Citayam, Politik Klaim, atau Bukti ala Ganjar

Jawa Tengah sering menjadi ledekan sebagai provinsi paling miskin, terbelakang, dan jauh jika dengan tetangga-tetangganya. Kini, di tangan Ganjar, eh malah paling sukses menjadikan provinsi paling banyak mengentaskan warganya yang miskin. Berbeda dengan Jawa Barat dan Jakarta yang malah menambah jumlah orang papanya.

Pada saat yang bersamaan, ada fenomena Citayam, di mana ABG pinggiran Jakarta ini ke kota yang dulunya disebut Batavia untuk laiknya pamer gaya hidup. Seperti mau  mempertontonkan mereka itu model jalanan. Hal yang sangat lumrah sebenarnya. Menjadi  masalah adalah ketika ada politikus yang menjadikan itu sebagai ajang pencitraan dirinya.

Mengaku sebagai pemimpin yang membangun sehingga menarik orang sekitar untuk datang. Tetapi ketika udara terburuk mengatakan, bahwa udara itu tidak memiliki KTP atau domisili. Hal yang naif dikatakan seorang pemimpin dan juga pendidikannya tidak kurang-kurang. Tidak semata klaim namun juga ngeles tingkat dewa.

Pembangunan Jakarta itu masif sejak Jokowi-Ahok, kini malah cenderung mundur dan tidak bermanfaat, selain menggunakan anggaran yang luar biasa banyak. Mewarnai kolong jembatan, atab, membuat sumur resapan yang tidak berguna sama sekali. Bongkar pasang trotoar, jalur khusus sepeda, dan banyak lagi masalah yang timbul karena ketidakmampuannya mengelola apalagi membangun.

Merasa diri pantas menjadi presiden, di mana-mana tampil bak presiden, namun kemampuan sama sekali tidak menunjukkan itu. Ini sama, identik, sebangun dengan Zulkifli Hasan yang mengatakan kalau nilai perdagangan surplus paling gede, padahal belum juga sebulan ia menjabat. Politik klaim itu begitu masifnya, di mana mereka, para elit ini lupa zaman sudah berubah.

Politik prestasi. Bagaimana banyak juga kog politikus yang mengandalkan prestasi. Salah satunya adalah Ganjar. Tidak pernah mengatakan klaim, menyatakan diri paling pantas jadi presiden, namun malah selalu nomor satu di berbagai survey. Capaiannya sebagai pemimpin daerah juga tidak kalah mentereng.

Penurunan orang  miskin ini juga berkaitan dengan kesuksesannya menarik investor untuk membangun industri di Jawa Tengah. Industrialisasi namun tidak menjadikan kebutuhan dasar naik ini tidak gampang.

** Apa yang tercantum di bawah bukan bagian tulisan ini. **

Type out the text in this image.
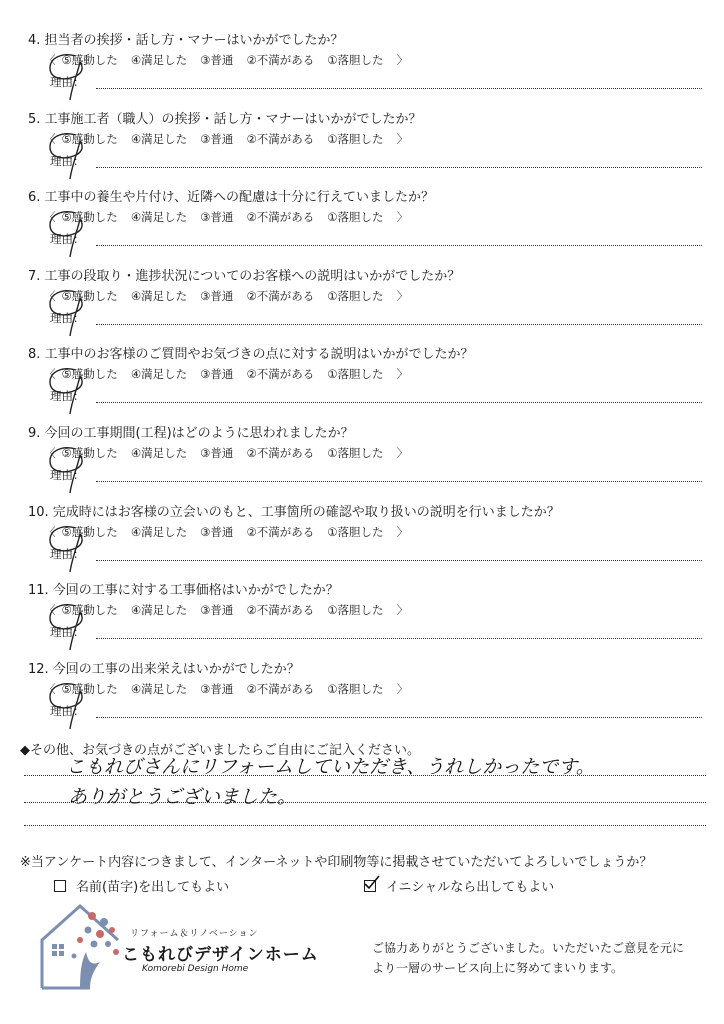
4. 担当者の挨拶・話し方・マナーはいかがでしたか？
〈 ⑤感動した ④満足した ③普通 ②不満がある ①落胆した 〉
理由：
5. 工事施工者（職人）の挨拶・話し方・マナーはいかがでしたか？
〈 ⑤感動した ④満足した ③普通 ②不満がある ①落胆した 〉
理由：
6. 工事中の養生や片付け、近隣への配慮は十分に行えていましたか？
〈 ⑤感動した ④満足した ③普通 ②不満がある ①落胆した 〉
理由：
7. 工事の段取り・進捗状況についてのお客様への説明はいかがでしたか？
〈 ⑤感動した ④満足した ③普通 ②不満がある ①落胆した 〉
理由：
8. 工事中のお客様のご質問やお気づきの点に対する説明はいかがでしたか？
〈 ⑤感動した ④満足した ③普通 ②不満がある ①落胆した 〉
理由：
9. 今回の工事期間(工程)はどのように思われましたか？
〈 ⑤感動した ④満足した ③普通 ②不満がある ①落胆した 〉
理由：
10. 完成時にはお客様の立会いのもと、工事箇所の確認や取り扱いの説明を行いましたか？
〈 ⑤感動した ④満足した ③普通 ②不満がある ①落胆した 〉
理由：
11. 今回の工事に対する工事価格はいかがでしたか？
〈 ⑤感動した ④満足した ③普通 ②不満がある ①落胆した 〉
理由：
12. 今回の工事の出来栄えはいかがでしたか？
〈 ⑤感動した ④満足した ③普通 ②不満がある ①落胆した 〉
理由：
◆その他、お気づきの点がございましたらご自由にご記入ください。
こもれびさんにリフォームしていただき、うれしかったです。
ありがとうございました。
※当アンケート内容につきまして、インターネットや印刷物等に掲載させていただいてよろしいでしょうか？
名前(苗字)を出してもよい	イニシャルなら出してもよい
リフォーム＆リノベーション
こもれびデザインホーム
Komorebi Design Home
ご協力ありがとうございました。いただいたご意見を元に
より一層のサービス向上に努めてまいります。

UMP yang relatif rendah karena memang kebutuhan juga tidak mahal membuat Jawa Tengah menggiurkan. Kondusif karena tidak dikit-dikit demo, jelas makin menjanjikan untuk investasi.   

Elit itu masih berkutat pada kepentingan diri dan kelompok, menilai masyarakat masih seperti yang dulu. Padahal kemajuan ilmu pengetahuan sudah sangat maju. Begitu mudah mendapatkan data dan fakta mau ngibul atau separo boong dengan sangat mudah ditemukan jawabannya. Mereka lupa karena terlalu lama di sangkar emas kebodohan.